Majority — Sotomayor
Joined by: Roberts, Thomas, Alito, Kagan, Gorsuch, Kavanaugh, Barrett, Jackson
The majority held that the First Amendment's Establishment Clause forbids the government from officially favoring one religious denomination over another, and that any law doing so must survive strict scrutiny — meaning it must be narrowly tailored to serve a compelling government interest. The Court reasoned that Wisconsin's exemption, as interpreted by its Supreme Court, did exactly that: it denied the tax exemption to Catholic Charities because the organization does not proselytize or limit its services to Catholics, which are choices dictated by Catholic religious doctrine. Because eligibility for the exemption turned on inherently theological decisions — not neutral, secular criteria — the law imposed a denominational preference on its face.
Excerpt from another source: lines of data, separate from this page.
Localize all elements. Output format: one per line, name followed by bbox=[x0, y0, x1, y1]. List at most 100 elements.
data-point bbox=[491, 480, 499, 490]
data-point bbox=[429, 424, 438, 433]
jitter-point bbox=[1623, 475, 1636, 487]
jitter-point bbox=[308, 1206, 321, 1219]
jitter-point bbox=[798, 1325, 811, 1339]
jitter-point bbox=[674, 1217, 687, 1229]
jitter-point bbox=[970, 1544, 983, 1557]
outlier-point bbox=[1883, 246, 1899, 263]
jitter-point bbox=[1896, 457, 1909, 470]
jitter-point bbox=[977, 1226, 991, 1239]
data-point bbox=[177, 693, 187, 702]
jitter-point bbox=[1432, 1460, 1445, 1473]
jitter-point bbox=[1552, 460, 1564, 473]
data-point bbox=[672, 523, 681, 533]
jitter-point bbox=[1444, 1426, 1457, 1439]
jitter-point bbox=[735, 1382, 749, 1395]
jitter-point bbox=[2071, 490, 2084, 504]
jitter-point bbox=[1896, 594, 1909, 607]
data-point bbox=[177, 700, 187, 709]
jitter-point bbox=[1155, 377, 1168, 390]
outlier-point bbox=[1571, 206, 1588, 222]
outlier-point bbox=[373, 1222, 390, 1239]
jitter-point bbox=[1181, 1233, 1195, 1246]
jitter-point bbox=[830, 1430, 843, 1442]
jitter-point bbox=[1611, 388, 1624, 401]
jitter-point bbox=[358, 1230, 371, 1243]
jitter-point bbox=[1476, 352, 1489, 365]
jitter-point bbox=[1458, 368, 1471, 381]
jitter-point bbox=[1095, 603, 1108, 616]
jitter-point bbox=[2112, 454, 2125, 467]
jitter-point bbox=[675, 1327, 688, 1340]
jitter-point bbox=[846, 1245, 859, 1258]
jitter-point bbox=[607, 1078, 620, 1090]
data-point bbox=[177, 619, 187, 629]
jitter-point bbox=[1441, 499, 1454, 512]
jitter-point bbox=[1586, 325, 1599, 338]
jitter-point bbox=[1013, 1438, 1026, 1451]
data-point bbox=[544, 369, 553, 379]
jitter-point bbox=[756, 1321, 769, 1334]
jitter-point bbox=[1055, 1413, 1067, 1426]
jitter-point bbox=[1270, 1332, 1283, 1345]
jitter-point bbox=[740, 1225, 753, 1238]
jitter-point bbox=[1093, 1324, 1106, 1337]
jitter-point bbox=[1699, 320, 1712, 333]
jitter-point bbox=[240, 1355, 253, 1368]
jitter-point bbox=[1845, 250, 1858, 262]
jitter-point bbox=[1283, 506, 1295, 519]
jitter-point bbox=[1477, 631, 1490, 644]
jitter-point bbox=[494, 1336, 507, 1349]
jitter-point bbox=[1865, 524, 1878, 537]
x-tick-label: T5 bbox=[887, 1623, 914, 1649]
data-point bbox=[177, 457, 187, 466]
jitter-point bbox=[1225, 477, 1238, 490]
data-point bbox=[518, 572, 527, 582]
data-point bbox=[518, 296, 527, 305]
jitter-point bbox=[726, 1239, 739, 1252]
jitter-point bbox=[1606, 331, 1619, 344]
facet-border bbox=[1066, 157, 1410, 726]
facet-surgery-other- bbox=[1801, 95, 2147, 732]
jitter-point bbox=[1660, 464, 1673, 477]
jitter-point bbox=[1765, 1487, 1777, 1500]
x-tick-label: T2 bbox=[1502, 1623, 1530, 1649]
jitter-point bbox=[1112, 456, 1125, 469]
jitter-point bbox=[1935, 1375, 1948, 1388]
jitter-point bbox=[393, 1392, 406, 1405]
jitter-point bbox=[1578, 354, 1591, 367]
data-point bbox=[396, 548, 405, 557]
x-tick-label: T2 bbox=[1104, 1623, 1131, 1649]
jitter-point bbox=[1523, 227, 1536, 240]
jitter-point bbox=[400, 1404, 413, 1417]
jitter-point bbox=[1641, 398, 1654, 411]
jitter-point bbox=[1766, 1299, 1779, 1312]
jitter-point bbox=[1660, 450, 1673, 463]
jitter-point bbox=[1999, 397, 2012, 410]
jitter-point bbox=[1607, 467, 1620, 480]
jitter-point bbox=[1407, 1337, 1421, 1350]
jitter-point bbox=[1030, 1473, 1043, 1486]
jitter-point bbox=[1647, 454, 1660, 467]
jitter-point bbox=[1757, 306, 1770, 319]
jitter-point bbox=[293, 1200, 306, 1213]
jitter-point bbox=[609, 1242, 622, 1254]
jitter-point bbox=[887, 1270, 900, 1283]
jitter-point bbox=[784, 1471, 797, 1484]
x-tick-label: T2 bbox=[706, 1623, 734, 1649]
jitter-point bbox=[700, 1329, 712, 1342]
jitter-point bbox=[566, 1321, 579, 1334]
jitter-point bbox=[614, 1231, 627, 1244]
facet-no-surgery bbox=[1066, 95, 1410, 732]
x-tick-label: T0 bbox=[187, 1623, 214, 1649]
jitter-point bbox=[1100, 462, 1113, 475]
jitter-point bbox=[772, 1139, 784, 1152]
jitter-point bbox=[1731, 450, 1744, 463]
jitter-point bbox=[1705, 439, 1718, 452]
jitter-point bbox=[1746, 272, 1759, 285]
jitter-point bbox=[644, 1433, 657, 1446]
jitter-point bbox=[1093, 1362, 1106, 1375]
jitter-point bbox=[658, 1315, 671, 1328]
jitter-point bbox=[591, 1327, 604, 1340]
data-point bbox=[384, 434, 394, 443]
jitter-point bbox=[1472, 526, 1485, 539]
The Court then found that Wisconsin failed strict scrutiny on both of its asserted justifications: the interest in ensuring unemployment coverage was undermined by the fact that Catholic Charities runs its own equivalent compensation system and that the State already exempts similar church-run entities, and the interest in avoiding government entanglement with religious employment decisions was poorly served because the exemption applied at the organizational level, covering all employees regardless of whether their work involved religious instruction.
Constitutional question
Does Wisconsin's application of its unemployment tax exemption — which denied coverage to Catholic Charities because it does not proselytize or limit services to Catholics — violate the First Amendment's requirement that government remain neutral among religions?